Who was Orio Palmer?
Born in the Bronx on March 2, 1956, Palmer gave his life for his city. He was FDNY’s Battalion 7 Deputy Chief. He had an associate degree in electrical technology, taught FDNY promo classes and was working toward his bachelor’s degree in Fire Engineering. He ran marathon races and was known for his athleticism in the fire department, having finished the New York City marathon and a few triathlons, per the New York Daily News.
His wife Debbie Palmer told the 9/11 Memorial & Museum that, “he dedicated his first New York City Marathon to his daughter Dana in honor of her first birthday,” and that he “loved goofing around” with the Palmer children, Dana, Keith, and Alyssa.
On the day of the September 11 attacks, Orio Joseph Palmer was 45 years old. He was Chief of Battalion 7 and entered the South Tower of the World Trade Center as one of the first crews to arrive and began organizing operations on the ground when the plane struck the North Tower. At 9:03 a.m., when the second plane struck the South Tower, Palmer went inside.
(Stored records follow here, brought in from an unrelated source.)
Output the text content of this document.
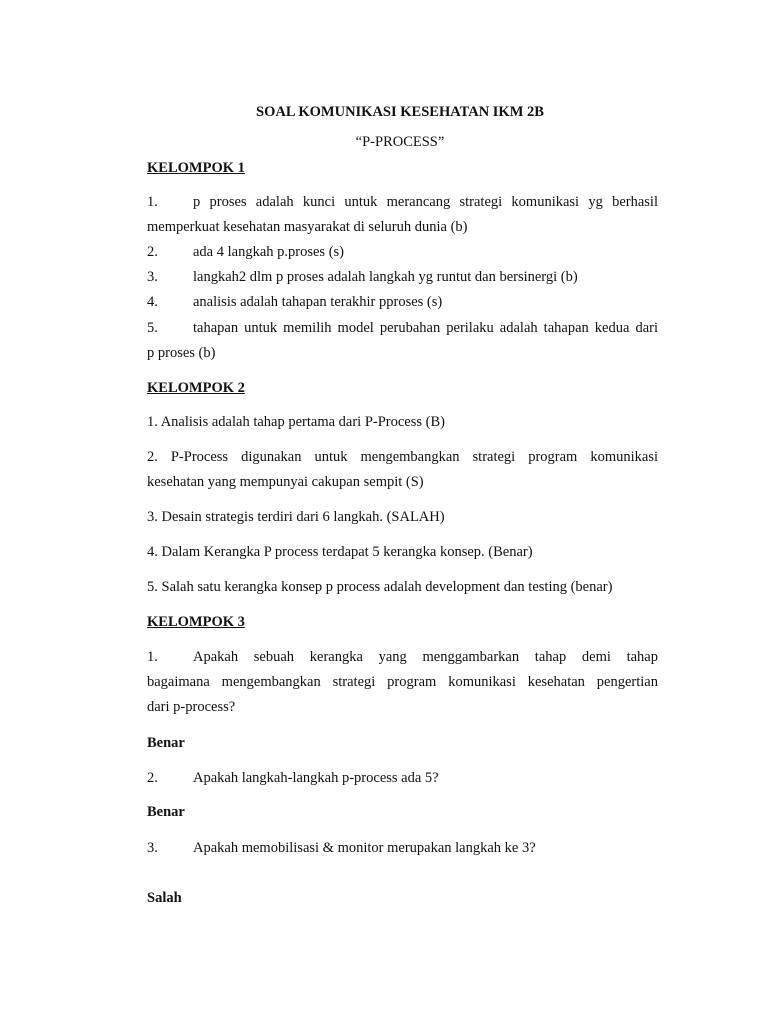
SOAL KOMUNIKASI KESEHATAN IKM 2B
“P-PROCESS”
KELOMPOK 1
1. p proses adalah kunci untuk merancang strategi komunikasi yg berhasil
memperkuat kesehatan masyarakat di seluruh dunia (b)
2. ada 4 langkah p.proses (s)
3. langkah2 dlm p proses adalah langkah yg runtut dan bersinergi (b)
4. analisis adalah tahapan terakhir pproses (s)
5. tahapan untuk memilih model perubahan perilaku adalah tahapan kedua dari
p proses (b)
KELOMPOK 2
1. Analisis adalah tahap pertama dari P-Process (B)
2. P-Process digunakan untuk mengembangkan strategi program komunikasi
kesehatan yang mempunyai cakupan sempit (S)
3. Desain strategis terdiri dari 6 langkah. (SALAH)
4. Dalam Kerangka P process terdapat 5 kerangka konsep. (Benar)
5. Salah satu kerangka konsep p process adalah development dan testing (benar)
KELOMPOK 3
1. Apakah sebuah kerangka yang menggambarkan tahap demi tahap
bagaimana mengembangkan strategi program komunikasi kesehatan pengertian
dari p-process?
Benar
2. Apakah langkah-langkah p-process ada 5?
Benar
3. Apakah memobilisasi & monitor merupakan langkah ke 3?
Salah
Remembering Palmer’s sacrifice
He found a working elevator on the 41st floor, about halfway to the plane’s impact on the 77th to the 85th floors. He climbed the rest of the way, all 37 flights of stairs, with about 50 pounds of gear and made it into the South Tower sky lobby on the 78th floor of the South Tower. Through the radio, he reported back,
“Battalion Seven…Ladder 15, we’ve got two isolated pockets of fire. We should be able to knock it down with two lines. 78th floor numerous 10-45 Code Ones (victims).”
About one minute before the South Tower collapsed at 9:59 a.m., Palmer and his team freed about 10 people and made their way toward the elevator on the 41st floor. It was clear in the 9/11 Commission Report that the team didn’t anticipate the South Tower’s collapse and Chief Orio J. Palmer was one of the few first responders who made it past the 41st floor.
The following clip below is from “9/11 Phone Calls from the Towers” that shows the heroic actions of FDNY Battalion Chief Orio Palmer.
The recovered tape from Palmer’s last broadcasts was memorialized. Before the tapes were released, no one was certain anyone made it to the 78th floor Sky Lobby of the South Tower to see the impact zone. FDNY Lt. Jim McCaffrey, Palmer’s brother-in-law, said of the tapes’ public release to the New York Daily News in 2006,
“It was emotional sitting with my wife and sister-in-law, listening to the tapes. You’re hearing him right at that point prior to the collapse, about the things he saw on the 78th floor. Before that, we didn’t even know he got higher than the 40th floor. He said he was mostly running up the stairs, not even using the elevator. It was unnerving and sad. But it also made you proud to hear how selfless he was.”
The impact of Orio Palmer’s legacy
The 9/11 Commission concluded, after reviewing the tapes, that Palmer and his crews — the few that reached the 78th floor — were indispensable in maintaining calm evacuation standards and that without their assistance and forging ahead, more lives would’ve been lost upon the South Tower’s collapse.
The New York City Fire Department’s physical fitness award was renamed the Orio Palmer Memorial Fitness Award and if you’re in New York City, you’ll see Deputy Chief Orio J. Palmer Way in the Bronx between Vireo and Webster Avenues.
Deputy Chief Orio Palmer’s remains were transferred to Ground Zero, placed about 70 feet below the ground with the unidentified remains of 1,115 victims, though the underground burial decision was met with opposition by friends and family, including FDNY Lt. James McCaffrey.
We can never forget, the United States will be in debt to those lost forever. This September 11th, remember these heroic stories as reminders that there is good among us and it’s worth an awful lot more than the divide.